Crack closure and related problems

Some recent results concerning the mechanics of crack closure in a plate are discussed as well as several applications. The fundamental solution required is that for an elastic Kirchhoff-Poisson plate containing through-the-thickness or (part-through) surface cracks under closure. The cases considered include a single crack, a collinear system of cracks, and a radial system of a large number of cracks. Asymptotic solutions, remarkably accurate even for rather short cracks, are derived for cases in which the ratio of the crack length to its depth is large. Asymptotic expressions are obtained for distributions of the crack surface interaction force and moment, the contact strip width, and the contact stresses.

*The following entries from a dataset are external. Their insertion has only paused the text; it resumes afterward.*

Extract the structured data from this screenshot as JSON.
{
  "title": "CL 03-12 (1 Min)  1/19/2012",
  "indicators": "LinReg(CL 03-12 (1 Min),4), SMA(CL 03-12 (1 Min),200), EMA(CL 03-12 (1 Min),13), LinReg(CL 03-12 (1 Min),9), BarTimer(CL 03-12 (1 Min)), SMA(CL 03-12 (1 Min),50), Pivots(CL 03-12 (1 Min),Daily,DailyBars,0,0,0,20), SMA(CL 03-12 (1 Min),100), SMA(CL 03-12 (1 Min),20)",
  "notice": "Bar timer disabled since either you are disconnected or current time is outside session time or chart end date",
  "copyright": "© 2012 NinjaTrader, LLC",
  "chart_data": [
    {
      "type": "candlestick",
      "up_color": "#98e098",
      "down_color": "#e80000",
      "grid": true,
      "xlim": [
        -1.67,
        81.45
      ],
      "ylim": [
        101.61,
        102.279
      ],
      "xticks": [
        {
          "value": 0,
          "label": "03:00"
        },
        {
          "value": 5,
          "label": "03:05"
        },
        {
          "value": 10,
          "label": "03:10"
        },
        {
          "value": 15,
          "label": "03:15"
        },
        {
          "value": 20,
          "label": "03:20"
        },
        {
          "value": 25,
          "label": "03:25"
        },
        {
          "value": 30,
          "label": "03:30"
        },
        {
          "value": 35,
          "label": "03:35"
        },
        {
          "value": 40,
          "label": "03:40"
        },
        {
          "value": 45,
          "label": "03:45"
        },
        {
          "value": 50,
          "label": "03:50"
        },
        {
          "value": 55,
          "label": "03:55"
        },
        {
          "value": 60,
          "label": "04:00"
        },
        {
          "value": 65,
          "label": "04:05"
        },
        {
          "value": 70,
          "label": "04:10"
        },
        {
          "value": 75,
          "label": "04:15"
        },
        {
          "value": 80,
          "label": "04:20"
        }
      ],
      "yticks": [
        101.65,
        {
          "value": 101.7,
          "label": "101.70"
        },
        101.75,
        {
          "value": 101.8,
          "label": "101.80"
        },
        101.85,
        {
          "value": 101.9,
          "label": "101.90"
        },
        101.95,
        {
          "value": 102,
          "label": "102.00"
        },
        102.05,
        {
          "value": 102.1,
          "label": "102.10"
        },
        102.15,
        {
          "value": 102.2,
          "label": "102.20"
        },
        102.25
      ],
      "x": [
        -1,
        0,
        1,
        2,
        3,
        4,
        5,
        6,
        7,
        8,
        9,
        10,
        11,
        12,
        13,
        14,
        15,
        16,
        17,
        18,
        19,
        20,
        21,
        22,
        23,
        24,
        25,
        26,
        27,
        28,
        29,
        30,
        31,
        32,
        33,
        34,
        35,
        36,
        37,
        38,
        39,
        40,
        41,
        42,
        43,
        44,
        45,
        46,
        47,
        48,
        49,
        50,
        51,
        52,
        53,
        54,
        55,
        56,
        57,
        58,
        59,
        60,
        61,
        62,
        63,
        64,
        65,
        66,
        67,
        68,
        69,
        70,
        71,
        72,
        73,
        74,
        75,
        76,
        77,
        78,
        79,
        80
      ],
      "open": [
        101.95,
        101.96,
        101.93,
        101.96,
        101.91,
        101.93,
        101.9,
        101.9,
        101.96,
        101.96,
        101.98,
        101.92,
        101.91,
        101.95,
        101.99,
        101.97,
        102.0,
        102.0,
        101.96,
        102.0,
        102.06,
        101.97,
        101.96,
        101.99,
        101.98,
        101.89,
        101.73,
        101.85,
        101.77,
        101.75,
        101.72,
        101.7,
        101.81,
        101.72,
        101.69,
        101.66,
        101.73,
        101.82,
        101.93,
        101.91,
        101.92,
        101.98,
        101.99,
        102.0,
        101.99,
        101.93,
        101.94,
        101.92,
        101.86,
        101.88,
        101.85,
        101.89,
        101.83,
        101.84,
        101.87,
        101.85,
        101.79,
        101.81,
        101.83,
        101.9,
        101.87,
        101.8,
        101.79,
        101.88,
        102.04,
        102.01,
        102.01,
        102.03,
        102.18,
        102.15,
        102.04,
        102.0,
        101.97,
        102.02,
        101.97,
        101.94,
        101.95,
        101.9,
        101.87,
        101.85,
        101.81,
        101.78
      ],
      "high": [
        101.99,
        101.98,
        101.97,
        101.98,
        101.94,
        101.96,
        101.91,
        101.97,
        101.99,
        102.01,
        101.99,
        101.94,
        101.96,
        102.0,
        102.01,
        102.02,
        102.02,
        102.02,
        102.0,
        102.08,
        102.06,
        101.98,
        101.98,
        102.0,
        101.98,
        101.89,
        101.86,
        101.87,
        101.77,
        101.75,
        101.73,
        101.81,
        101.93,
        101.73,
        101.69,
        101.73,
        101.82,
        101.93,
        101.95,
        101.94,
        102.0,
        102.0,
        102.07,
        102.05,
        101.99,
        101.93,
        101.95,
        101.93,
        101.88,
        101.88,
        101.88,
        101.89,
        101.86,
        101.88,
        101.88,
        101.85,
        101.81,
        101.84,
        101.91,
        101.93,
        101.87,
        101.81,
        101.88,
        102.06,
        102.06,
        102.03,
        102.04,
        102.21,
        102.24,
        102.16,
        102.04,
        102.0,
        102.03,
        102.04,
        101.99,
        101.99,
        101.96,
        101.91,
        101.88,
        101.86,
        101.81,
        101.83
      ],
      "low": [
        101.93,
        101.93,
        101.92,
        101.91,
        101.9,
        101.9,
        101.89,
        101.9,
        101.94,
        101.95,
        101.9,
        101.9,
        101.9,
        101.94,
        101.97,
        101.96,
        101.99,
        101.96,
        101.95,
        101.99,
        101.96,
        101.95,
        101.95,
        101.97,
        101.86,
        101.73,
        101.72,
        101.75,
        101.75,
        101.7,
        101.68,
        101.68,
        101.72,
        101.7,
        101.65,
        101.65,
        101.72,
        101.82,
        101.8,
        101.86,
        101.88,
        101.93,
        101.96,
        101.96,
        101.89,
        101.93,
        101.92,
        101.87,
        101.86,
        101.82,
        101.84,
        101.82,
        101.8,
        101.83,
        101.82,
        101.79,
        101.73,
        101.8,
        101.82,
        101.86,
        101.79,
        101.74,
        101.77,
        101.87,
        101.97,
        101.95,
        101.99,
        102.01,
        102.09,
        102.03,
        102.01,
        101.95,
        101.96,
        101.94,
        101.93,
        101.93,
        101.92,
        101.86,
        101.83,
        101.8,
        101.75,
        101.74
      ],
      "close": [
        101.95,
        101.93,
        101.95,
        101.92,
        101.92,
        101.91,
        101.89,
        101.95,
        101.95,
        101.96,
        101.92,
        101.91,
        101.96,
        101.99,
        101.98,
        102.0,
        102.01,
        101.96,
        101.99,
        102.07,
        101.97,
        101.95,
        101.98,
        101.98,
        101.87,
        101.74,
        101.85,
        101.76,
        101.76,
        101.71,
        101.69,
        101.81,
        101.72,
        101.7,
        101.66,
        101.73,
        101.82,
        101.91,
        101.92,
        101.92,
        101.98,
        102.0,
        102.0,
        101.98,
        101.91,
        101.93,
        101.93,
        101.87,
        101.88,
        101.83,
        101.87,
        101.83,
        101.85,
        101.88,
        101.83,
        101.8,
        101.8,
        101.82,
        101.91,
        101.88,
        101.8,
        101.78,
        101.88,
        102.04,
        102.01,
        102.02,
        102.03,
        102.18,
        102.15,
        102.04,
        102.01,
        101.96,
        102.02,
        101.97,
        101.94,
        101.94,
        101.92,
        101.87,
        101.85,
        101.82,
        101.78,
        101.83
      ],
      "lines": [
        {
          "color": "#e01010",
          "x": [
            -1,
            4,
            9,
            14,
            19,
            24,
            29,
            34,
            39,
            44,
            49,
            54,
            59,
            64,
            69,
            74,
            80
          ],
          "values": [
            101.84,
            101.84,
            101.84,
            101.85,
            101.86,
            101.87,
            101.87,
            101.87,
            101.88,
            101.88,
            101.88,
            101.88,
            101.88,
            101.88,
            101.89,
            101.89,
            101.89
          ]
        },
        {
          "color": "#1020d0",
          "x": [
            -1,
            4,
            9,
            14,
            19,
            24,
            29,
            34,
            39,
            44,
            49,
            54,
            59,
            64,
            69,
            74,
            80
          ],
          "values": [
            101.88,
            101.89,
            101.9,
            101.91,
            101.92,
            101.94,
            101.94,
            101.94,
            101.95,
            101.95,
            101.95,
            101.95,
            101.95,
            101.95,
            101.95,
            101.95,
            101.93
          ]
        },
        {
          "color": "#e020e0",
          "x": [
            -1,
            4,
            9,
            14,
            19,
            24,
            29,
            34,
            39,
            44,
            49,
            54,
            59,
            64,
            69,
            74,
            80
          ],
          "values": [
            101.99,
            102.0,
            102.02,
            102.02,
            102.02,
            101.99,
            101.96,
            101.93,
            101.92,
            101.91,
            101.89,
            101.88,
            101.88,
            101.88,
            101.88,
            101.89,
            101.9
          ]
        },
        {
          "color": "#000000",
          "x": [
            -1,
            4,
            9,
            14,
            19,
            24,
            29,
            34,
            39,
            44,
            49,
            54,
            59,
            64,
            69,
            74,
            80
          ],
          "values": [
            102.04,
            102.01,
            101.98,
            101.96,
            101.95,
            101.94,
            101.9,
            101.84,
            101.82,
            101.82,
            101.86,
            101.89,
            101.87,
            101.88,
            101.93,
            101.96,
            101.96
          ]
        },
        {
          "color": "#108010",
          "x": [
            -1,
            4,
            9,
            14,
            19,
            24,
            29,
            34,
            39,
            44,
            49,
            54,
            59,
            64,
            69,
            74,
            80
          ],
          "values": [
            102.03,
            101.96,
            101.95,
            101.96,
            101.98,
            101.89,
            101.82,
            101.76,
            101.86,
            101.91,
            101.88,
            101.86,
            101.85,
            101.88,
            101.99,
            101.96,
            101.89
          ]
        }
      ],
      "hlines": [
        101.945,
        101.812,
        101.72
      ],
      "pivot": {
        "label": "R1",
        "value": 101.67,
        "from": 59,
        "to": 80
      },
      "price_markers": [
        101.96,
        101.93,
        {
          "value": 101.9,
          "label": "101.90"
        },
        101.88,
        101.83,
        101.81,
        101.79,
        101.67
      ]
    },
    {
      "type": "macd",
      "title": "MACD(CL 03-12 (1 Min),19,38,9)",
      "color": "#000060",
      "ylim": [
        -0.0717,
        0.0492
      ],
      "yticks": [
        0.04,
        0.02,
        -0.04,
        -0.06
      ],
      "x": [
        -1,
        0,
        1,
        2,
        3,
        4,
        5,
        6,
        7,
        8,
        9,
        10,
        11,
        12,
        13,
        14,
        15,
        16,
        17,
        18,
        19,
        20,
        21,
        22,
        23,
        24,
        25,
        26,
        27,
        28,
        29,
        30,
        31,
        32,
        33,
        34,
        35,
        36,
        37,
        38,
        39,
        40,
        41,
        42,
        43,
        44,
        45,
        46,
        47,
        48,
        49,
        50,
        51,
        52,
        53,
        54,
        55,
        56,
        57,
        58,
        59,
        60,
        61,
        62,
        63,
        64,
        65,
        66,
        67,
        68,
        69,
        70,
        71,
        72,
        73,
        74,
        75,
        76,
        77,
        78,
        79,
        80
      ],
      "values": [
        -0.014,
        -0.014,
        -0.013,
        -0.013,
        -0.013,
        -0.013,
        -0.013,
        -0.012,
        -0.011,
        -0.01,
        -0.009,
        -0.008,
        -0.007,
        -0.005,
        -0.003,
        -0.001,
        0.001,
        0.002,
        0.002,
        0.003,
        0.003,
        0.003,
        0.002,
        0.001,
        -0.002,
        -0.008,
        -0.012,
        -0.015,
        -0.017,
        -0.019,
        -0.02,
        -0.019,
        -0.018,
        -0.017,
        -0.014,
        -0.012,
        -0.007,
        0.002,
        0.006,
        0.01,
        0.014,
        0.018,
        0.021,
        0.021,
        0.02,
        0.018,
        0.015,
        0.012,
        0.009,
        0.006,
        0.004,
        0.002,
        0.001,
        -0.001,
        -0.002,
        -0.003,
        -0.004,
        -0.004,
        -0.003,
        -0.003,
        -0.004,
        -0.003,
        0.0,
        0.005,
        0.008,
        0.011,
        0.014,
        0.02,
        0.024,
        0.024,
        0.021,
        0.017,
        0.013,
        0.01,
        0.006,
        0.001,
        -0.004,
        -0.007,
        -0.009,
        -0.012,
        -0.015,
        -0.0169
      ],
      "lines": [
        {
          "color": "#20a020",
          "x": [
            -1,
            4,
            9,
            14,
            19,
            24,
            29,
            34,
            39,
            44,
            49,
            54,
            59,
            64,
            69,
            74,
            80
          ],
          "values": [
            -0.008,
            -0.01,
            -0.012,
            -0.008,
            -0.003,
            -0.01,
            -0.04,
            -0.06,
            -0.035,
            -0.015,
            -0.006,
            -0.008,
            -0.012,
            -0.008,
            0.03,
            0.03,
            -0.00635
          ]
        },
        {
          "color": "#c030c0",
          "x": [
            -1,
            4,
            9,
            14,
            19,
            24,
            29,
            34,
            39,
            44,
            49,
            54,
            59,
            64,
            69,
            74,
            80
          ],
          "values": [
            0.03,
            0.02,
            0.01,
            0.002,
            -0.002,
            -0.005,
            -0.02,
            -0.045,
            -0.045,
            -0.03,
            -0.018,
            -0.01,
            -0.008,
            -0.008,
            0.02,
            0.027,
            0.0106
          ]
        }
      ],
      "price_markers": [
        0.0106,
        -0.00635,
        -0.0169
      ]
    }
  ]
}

For the radial crack system under a central lateral force, the crack growth stability and the limiting crack zone size are determined as well. For the single crack, it is shown that the crack surface interaction in-plane force and bending moment can be derived directly from the initial force and moment distribution acting in the intact plate on the prospective crack line. The same result is valid for a collinear system of cracks; this collinear system may include alternating open and closed crack segments. As is shown, the width of the contact strip decreases as the crack length increases; the limiting contact force and moment distribution may be determined by considering an edge-cracked strip with zero stress intensity factor. The asymptotic stress distribution obtained is unique and universal for any slowly curving crack or crack system under closure.